The Dark Tower TV show

(In our Spoiler Reviews, we take a deep dive into a new release and get to the heart of what makes it tick…and every story point is up for discussion. In this entry: the big screen adaptation of Stephen King‘s The Dark Tower.)

The Man in Black fled across the desert, and The Dark Tower movie followed. Bringing Stephen King’s fantasy-epic series to the big screen has been a highly-anticipated dream for many fans of the books. Long have they desired to see the realm of Mid-World realized on the silver screen; to see the adventures of Roland Deschain brought to life. And now that that day has finally come, the results are crushingly disappointing. Because The Dark Tower is one of the most frustrating types of films: it’s neither excellent nor atrocious – it just is. A middling, often lazy film that just sort of lays there like an old, threadbare carpet.

It’s time to travel once again around the wheel and figure out just why this film is such a misfire, and how badly it forgets not only the face of its father but also the very source material that brought it into existence.

Spoilers follow, of course.

The Dark Tower sequel

Other Worlds Than These

One of the biggest mistakes The Dark Tower film makes is telling its story through the perspective of Jake (Tom Taylor). It’s easy to guess why the filmmakers did this: they thought it would make everything easier to digest. It reeks of studio exec groupthink or lazy “How To” screenwriting manual logic – the mythology is too complex and strange, so we need to be introduced to it through a “normal” person. It’s the same approach to something like The NeverEnding Story or Last Action Hero.

There are multiple reasons why this just doesn’t work in The Dark Tower. First and foremost is the fact that Taylor’s performance is rather dreadful. Michael Barbieri, who gave an incredible performance in Ira SachsLittle Men, appears briefly in the film as a neighbor and friend of Jake, and Barbieri is so clearly the better performer between the two that it’ll have you wondering why he didn’t land the role of Jake instead. Taylor, for his part, is flat and unbelievable, and seems completely incapable of emoting in big emotional moments – witness the scene where he’s dangling off the side of the cliff and utters a cry of fear so void of any real emotion that it borders on laughable.

Another reason telling the story through Jake’s eyes fails to benefit the narrative is the fact that we never really learn much about Mid-World and the film’s mythology in the end. There are frequent exposition dumps, where characters just blatantly say what’s supposed to be going on, but none of it really connects. If you want to use Jake as our introduction to all of this complex stuff, you need to actually put this method to use. Otherwise, you’re wasting our time.

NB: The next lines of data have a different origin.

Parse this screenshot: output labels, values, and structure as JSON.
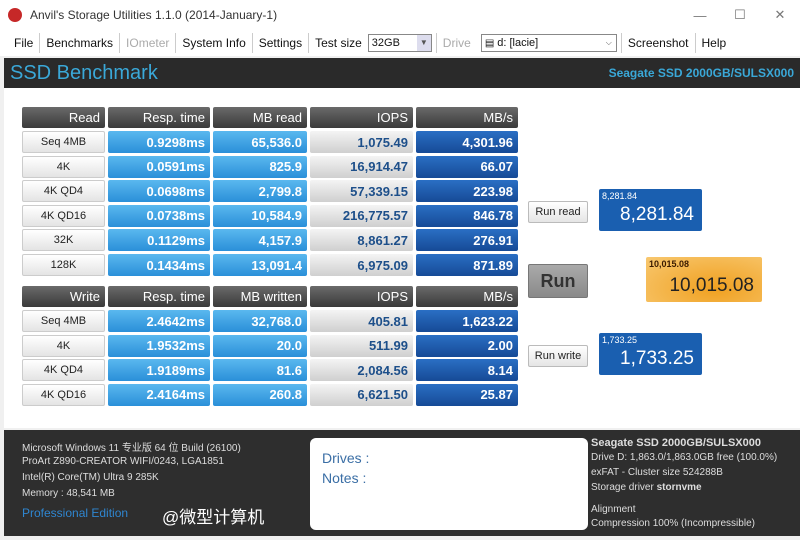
{
  "window": {
    "title": "Anvil's Storage Utilities 1.1.0 (2014-January-1)",
    "minimize": "—",
    "maximize": "☐",
    "close": "✕"
  },
  "menu": {
    "file": "File",
    "benchmarks": "Benchmarks",
    "iometer": "IOmeter",
    "system_info": "System Info",
    "settings": "Settings",
    "test_size_label": "Test size",
    "test_size_value": "32GB",
    "drive_label": "Drive",
    "drive_value": "d: [lacie]",
    "screenshot": "Screenshot",
    "help": "Help"
  },
  "header": {
    "title": "SSD Benchmark",
    "device": "Seagate SSD 2000GB/SULSX000"
  },
  "read": {
    "headers": [
      "Read",
      "Resp. time",
      "MB read",
      "IOPS",
      "MB/s"
    ],
    "rows": [
      [
        "Seq 4MB",
        "0.9298ms",
        "65,536.0",
        "1,075.49",
        "4,301.96"
      ],
      [
        "4K",
        "0.0591ms",
        "825.9",
        "16,914.47",
        "66.07"
      ],
      [
        "4K QD4",
        "0.0698ms",
        "2,799.8",
        "57,339.15",
        "223.98"
      ],
      [
        "4K QD16",
        "0.0738ms",
        "10,584.9",
        "216,775.57",
        "846.78"
      ],
      [
        "32K",
        "0.1129ms",
        "4,157.9",
        "8,861.27",
        "276.91"
      ],
      [
        "128K",
        "0.1434ms",
        "13,091.4",
        "6,975.09",
        "871.89"
      ]
    ]
  },
  "write": {
    "headers": [
      "Write",
      "Resp. time",
      "MB written",
      "IOPS",
      "MB/s"
    ],
    "rows": [
      [
        "Seq 4MB",
        "2.4642ms",
        "32,768.0",
        "405.81",
        "1,623.22"
      ],
      [
        "4K",
        "1.9532ms",
        "20.0",
        "511.99",
        "2.00"
      ],
      [
        "4K QD4",
        "1.9189ms",
        "81.6",
        "2,084.56",
        "8.14"
      ],
      [
        "4K QD16",
        "2.4164ms",
        "260.8",
        "6,621.50",
        "25.87"
      ]
    ]
  },
  "buttons": {
    "run_read": "Run read",
    "run": "Run",
    "run_write": "Run write"
  },
  "scores": {
    "read_small": "8,281.84",
    "read": "8,281.84",
    "total_small": "10,015.08",
    "total": "10,015.08",
    "write_small": "1,733.25",
    "write": "1,733.25"
  },
  "system": {
    "os": "Microsoft Windows 11 专业版 64 位 Build (26100)",
    "board": "ProArt Z890-CREATOR WIFI/0243, LGA1851",
    "cpu": "Intel(R) Core(TM) Ultra 9 285K",
    "memory": "Memory : 48,541 MB",
    "edition": "Professional Edition"
  },
  "notes": {
    "drives": "Drives :",
    "notes": "Notes :"
  },
  "drive_info": {
    "name": "Seagate SSD 2000GB/SULSX000",
    "space": "Drive D: 1,863.0/1,863.0GB free (100.0%)",
    "fs": "exFAT - Cluster size 524288B",
    "driver_label": "Storage driver",
    "driver": "stornvme",
    "alignment": "Alignment",
    "compression": "Compression 100% (Incompressible)"
  },
  "watermark": "@微型计算机"
}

The most frustrating result of this framing device is the fact that Idris Elba, as Roland, is the only element of the film that comes close to really working. Elba, a wonderful actor who might need a new agent at this point, finally had the chance to land a break-out film role here, but the narrative keeps him at bay. Roland should be a bit of an enigma – King, after all, modeled the character on Clint Eastwood’s Man With No Name from Sergio Leone‘s Dollars Trilogy. But by giving too much screen time to Jake, Roland suffers. The only time the film really comes alive is when it lets Elba take control of his character, such as a well-done moment when Roland calmly blocks out a scene of chaos in order to land an impossible shot with his gun.

The Dark Tower Trailer Breakdown 61

The Dark Tower opens with Jake having a nightmare. A group of children, living in some community clearly not on earth, are being used by the evil Man in Black (Matthew McConaughey) as weapons. It seems that only a child’s mind can destroy The Dark Tower, and the Man in Black’s plan involves strapping kids who possess the ability to “shine” – just like Danny from King’s The Shining – into a chair and shoot laser beams out of their heads into the Tower.

I have no idea what the hell this is, or what it came from.

This is not in the books, but just like making Jake the focal point of the story, this plot point seems like something a studio exec threw out at a production meeting as a way to simplify the story. In the books, Roland’s quest to find the Dark Tower is enigmatic. Roland doesn’t even know what the Dark Tower is in the books – he just knows that all life springs from it, which means that it may be the home to some sort of all-knowing god. Roland’s quest is a quest for meaning in a meaningless universe, but that’s not exactly something that translates well into a big studio blockbuster. So instead we get stuck with mind-lasers.

The Roland of The Dark Tower movie doesn’t even seem to give a damn about the Tower itself. It’s secondary. What he wants is revenge, because the Man in Black killed Roland’s father (Dennis Haysbert). Roland and the Man in Black do have a history together in the books, as it’s revealed that the Man in Black had an affair with Roland’s mother when Roland was still young. The movie doesn’t have any use for something like this, though. Again and again the message is resoundingly clear: the book is too complicated, let’s dumb it down.